Pour un plus ample exposé des faits, de la procédure, des moyens et des prétentions, il y a lieu de se référer au jugement du tribunal des affaires de sécurité sociale et aux écritures déposées, oralement reprises.
MOTIFS DE L’ARRÊT
Aux termes de l’article L.411-1 du code de la sécurité sociale, l’accident du travail est celui qui survient au salarié par le fait ou à l’occasion du travail. La protection s’étend à la fois aux actes professionnels et aux actes de la vie courante. La présomption d’imputabilité cesse de s’appliquer lors que le salarié a interrompu sa mission pour un motif personnel.
Il est constant que Z A n’exécutait pas un acte professionnel en soirée puisqu’il a quitté son entreprise dans laquelle il était en mission le 19 novembre 2008 à 18 heures 10 et qu’il ne devait y retourner que le lendemain matin à 8 heures.
Par ailleurs les premiers juges ont exactement relevé que l’heure de 2h30 du matin retenue comme l’heure de l’accident par un rapport de la Guardia Civil dont il n’y a aucune raison de mettre en doute la fiabilité peut être considérée comme proche de la réalité puisqu’au surplus la camionnette s’est immobilisée sur le bord visible d’une route fréquentée même à une heure tardive ce qui facilitait sa découverte. A cette heure tardive, Z A, qui avait quitté son hôtel de nuit pour un motif étranger à son travail et roulait sur une route de campagne sans rapport avec sa mission ou un acte de la vie courante, avait interrompu sa mission pour un motif personnel.

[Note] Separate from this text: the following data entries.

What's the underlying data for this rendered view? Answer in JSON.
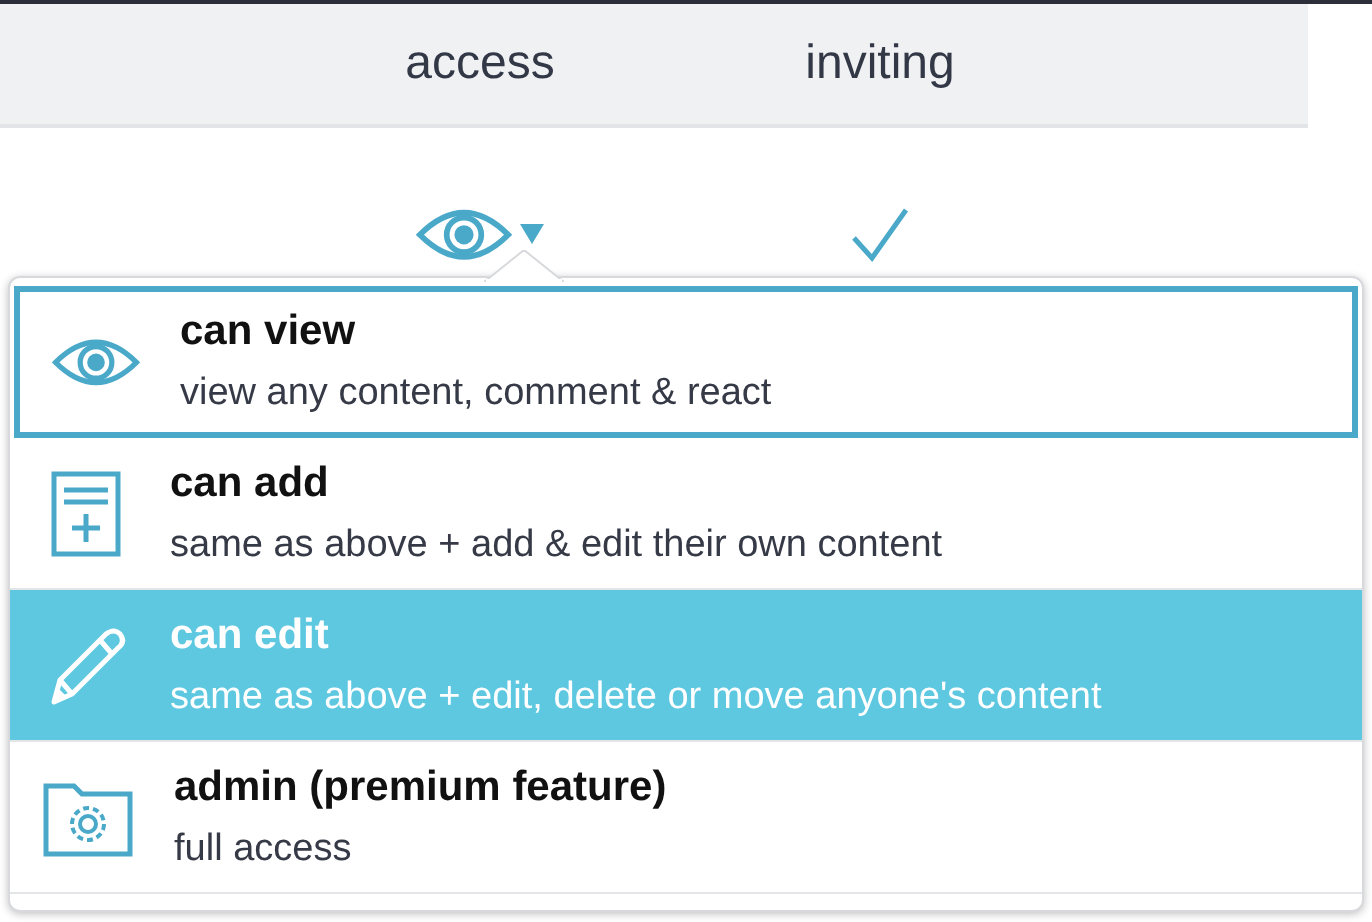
{
  "table": {
    "columns": [
      "access",
      "inviting"
    ],
    "row": {
      "inviting_checked": true
    }
  },
  "menu": {
    "items": [
      {
        "kind": "view",
        "title": "can view",
        "description": "view any content, comment & react",
        "selected": true,
        "highlighted": false
      },
      {
        "kind": "add",
        "title": "can add",
        "description": "same as above + add & edit their own content",
        "selected": false,
        "highlighted": false
      },
      {
        "kind": "edit",
        "title": "can edit",
        "description": "same as above + edit, delete or move anyone's content",
        "selected": false,
        "highlighted": true
      },
      {
        "kind": "admin",
        "title": "admin (premium feature)",
        "description": "full access",
        "selected": false,
        "highlighted": false
      }
    ]
  }
}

La cour ne peut que confirmer le jugement et débouter Mme X Y de l’ensemble de ses demandes déposées en son nom personnel et ès qualité.
L’équité ne commande pas de faire application de l’article 700 du code de procédure civile.
La procédure en matière de sécurité sociale étant gratuite, il n’y a pas lieu de statuer sur la prise en charge des dépens.
PAR CES MOTIFS
LA COUR
Confirme en toutes ses dispositions le jugement rendu entre les parties le 12 décembre 2011 par le tribunal des affaires de sécurité sociale de Saintes,
Déboute Mme X Y de l’ensemble de ses demandes,
Dit n’y avoir lieu de faire application de l’article 700 du code de procédure civile.